Air Traffic ManagementNetwork-centric approach works
Air Traffic Management is adapting the network-centric concept that Boeing Integrated Defense Systems has been developing for the U.S. military to civil aviation. Providing precise information about system performance, aircraft intent, weather and other factors would improve the capacity and efficiency of the National Airspace System and offer inherent security enhancements:

  • Satellites would extend the reach of the network to enable global communications, navigation and surveillance. Controllers and security personnel would know instantly when an aircraft deviated from its approved flight plan.
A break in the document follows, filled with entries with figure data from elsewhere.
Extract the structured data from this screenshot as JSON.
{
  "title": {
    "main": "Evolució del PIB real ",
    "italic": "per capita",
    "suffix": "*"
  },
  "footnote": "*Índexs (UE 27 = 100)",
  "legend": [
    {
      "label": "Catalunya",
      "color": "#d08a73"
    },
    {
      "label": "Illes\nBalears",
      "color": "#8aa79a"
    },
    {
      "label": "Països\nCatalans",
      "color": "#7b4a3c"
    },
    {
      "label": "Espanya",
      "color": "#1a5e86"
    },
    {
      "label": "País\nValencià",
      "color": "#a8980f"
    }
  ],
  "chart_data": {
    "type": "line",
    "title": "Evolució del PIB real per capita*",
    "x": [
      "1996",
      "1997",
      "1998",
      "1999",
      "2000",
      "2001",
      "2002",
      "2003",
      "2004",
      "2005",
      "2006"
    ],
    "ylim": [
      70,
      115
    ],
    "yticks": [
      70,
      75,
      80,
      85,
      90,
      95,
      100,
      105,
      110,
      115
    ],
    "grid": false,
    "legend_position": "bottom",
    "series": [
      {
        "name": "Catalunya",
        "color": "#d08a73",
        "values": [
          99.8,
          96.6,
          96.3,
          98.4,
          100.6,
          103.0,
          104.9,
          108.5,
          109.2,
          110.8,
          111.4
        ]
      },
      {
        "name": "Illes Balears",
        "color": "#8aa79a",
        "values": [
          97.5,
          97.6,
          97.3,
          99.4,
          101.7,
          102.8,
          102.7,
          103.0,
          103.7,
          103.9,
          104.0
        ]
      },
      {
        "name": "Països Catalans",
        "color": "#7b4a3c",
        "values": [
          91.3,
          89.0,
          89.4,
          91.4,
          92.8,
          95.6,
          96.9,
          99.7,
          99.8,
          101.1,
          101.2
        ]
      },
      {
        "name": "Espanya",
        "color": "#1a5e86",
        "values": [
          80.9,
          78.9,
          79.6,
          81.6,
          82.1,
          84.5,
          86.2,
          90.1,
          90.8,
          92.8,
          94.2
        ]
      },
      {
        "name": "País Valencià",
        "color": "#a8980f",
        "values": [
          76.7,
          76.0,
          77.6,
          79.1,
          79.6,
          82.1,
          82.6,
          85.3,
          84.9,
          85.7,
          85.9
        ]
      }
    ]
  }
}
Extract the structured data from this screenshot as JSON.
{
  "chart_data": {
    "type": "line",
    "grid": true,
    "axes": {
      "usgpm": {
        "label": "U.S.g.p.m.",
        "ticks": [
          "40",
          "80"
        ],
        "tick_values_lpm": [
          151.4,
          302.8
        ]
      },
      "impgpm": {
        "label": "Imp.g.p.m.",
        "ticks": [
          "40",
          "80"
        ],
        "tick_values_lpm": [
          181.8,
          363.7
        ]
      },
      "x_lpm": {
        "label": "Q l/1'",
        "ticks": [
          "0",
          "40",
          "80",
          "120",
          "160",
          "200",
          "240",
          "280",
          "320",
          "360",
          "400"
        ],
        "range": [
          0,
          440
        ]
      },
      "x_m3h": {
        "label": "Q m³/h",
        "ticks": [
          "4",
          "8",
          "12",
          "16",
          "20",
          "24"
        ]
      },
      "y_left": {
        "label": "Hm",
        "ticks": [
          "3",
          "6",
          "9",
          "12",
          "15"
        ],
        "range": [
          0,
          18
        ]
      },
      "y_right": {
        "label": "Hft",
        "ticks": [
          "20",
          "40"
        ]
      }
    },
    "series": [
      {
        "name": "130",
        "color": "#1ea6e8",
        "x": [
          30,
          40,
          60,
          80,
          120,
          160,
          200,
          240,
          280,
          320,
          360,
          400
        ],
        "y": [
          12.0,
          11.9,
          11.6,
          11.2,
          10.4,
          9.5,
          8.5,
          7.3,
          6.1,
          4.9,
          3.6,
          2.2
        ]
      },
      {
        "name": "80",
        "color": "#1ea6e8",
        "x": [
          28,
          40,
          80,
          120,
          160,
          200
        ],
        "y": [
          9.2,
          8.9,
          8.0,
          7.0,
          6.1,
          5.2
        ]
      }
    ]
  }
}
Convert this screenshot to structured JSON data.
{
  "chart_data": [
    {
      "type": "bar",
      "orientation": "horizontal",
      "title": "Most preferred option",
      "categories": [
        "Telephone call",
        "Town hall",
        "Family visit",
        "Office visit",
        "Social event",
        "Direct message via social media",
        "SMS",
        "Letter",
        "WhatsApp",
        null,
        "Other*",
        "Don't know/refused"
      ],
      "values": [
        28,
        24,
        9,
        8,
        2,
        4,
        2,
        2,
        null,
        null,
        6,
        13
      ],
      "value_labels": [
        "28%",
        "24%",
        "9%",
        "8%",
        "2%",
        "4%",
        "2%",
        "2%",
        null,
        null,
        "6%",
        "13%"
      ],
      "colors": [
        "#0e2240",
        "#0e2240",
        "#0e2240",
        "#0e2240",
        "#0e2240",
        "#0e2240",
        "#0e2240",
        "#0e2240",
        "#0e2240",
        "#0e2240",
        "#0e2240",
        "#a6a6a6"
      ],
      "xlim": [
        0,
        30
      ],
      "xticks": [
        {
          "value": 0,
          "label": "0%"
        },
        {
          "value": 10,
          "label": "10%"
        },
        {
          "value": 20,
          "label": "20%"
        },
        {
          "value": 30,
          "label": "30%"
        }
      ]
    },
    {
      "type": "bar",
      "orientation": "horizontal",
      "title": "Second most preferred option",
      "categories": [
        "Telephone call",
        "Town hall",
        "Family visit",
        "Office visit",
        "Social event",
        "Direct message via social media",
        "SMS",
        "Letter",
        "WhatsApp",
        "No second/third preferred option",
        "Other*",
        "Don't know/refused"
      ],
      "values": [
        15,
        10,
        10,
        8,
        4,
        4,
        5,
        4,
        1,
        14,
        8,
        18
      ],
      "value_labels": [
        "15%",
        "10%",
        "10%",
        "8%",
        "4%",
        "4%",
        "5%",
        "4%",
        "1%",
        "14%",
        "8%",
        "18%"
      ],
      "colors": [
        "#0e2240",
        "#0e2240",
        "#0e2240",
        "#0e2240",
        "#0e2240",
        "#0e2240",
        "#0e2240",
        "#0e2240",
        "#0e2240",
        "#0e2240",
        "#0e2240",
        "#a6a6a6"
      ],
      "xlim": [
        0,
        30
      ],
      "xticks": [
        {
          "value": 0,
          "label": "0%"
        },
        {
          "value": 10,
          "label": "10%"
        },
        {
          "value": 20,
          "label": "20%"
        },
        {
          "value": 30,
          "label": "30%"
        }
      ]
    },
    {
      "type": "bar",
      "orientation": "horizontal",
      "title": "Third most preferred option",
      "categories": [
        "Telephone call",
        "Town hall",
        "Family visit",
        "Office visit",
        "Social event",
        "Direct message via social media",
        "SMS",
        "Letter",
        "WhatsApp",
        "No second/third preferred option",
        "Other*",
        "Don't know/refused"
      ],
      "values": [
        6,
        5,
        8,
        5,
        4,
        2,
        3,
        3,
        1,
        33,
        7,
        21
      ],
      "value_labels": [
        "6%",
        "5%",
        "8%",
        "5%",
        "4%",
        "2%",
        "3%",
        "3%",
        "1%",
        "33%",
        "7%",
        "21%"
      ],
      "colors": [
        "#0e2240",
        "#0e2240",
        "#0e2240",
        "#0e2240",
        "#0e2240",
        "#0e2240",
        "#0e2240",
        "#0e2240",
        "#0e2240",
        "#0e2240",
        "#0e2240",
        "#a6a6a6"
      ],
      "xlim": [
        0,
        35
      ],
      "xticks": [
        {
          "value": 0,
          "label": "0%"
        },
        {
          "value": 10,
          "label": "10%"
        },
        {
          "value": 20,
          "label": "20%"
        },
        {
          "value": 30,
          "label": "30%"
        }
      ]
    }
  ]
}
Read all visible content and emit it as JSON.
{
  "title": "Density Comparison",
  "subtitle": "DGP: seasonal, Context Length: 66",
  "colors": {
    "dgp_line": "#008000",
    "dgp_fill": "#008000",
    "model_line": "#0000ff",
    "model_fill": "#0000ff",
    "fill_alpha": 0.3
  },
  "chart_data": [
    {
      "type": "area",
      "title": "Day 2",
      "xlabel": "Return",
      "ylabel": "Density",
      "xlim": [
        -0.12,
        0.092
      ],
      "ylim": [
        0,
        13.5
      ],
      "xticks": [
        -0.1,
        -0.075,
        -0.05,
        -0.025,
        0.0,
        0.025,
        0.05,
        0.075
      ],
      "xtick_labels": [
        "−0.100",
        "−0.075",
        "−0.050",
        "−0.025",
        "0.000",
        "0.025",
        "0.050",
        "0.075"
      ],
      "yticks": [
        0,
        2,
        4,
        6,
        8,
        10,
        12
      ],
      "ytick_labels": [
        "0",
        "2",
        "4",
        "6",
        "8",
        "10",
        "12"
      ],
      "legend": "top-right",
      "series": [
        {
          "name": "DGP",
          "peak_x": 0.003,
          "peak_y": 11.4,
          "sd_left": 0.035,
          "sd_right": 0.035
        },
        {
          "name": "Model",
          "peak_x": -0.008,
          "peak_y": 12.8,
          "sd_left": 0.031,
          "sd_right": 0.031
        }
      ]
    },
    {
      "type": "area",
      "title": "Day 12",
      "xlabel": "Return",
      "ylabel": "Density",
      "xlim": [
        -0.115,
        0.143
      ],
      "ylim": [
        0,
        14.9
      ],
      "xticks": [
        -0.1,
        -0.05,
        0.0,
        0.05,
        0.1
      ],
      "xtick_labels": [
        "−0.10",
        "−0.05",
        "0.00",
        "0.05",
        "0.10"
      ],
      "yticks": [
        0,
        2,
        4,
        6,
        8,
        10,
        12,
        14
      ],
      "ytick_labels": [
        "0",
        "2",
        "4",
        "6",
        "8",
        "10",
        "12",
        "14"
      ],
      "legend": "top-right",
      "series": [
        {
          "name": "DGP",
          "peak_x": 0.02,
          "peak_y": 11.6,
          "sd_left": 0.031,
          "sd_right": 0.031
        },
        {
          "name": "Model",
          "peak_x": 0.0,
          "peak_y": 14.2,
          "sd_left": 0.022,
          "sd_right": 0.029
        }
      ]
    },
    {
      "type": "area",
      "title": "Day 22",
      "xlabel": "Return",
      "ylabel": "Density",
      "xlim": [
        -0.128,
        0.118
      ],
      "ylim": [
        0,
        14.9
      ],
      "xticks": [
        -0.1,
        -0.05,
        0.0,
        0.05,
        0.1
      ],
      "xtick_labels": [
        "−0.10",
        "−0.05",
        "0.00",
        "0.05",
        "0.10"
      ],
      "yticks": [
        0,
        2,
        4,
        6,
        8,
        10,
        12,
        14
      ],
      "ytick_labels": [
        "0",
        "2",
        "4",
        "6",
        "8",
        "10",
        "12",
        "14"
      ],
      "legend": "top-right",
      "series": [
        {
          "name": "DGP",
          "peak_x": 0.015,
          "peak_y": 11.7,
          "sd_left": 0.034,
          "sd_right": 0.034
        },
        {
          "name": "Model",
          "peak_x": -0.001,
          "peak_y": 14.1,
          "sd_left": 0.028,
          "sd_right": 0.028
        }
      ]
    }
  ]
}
They also could continuously track and communicate with aircraft beyond the range of radar and very-high-frequency radio.
  • A fully networked system also would allow continuous descent approaches and takeoffs straight to cruise altitude, minimizing the time aircraft are in range of potential shoulder-fired missile risks.

Air Traffic Management has demonstrated many of these capabilities under a contract with the Federal Aviation Administration. The team is using the success of these demonstrations to spur interest across the U.S. government.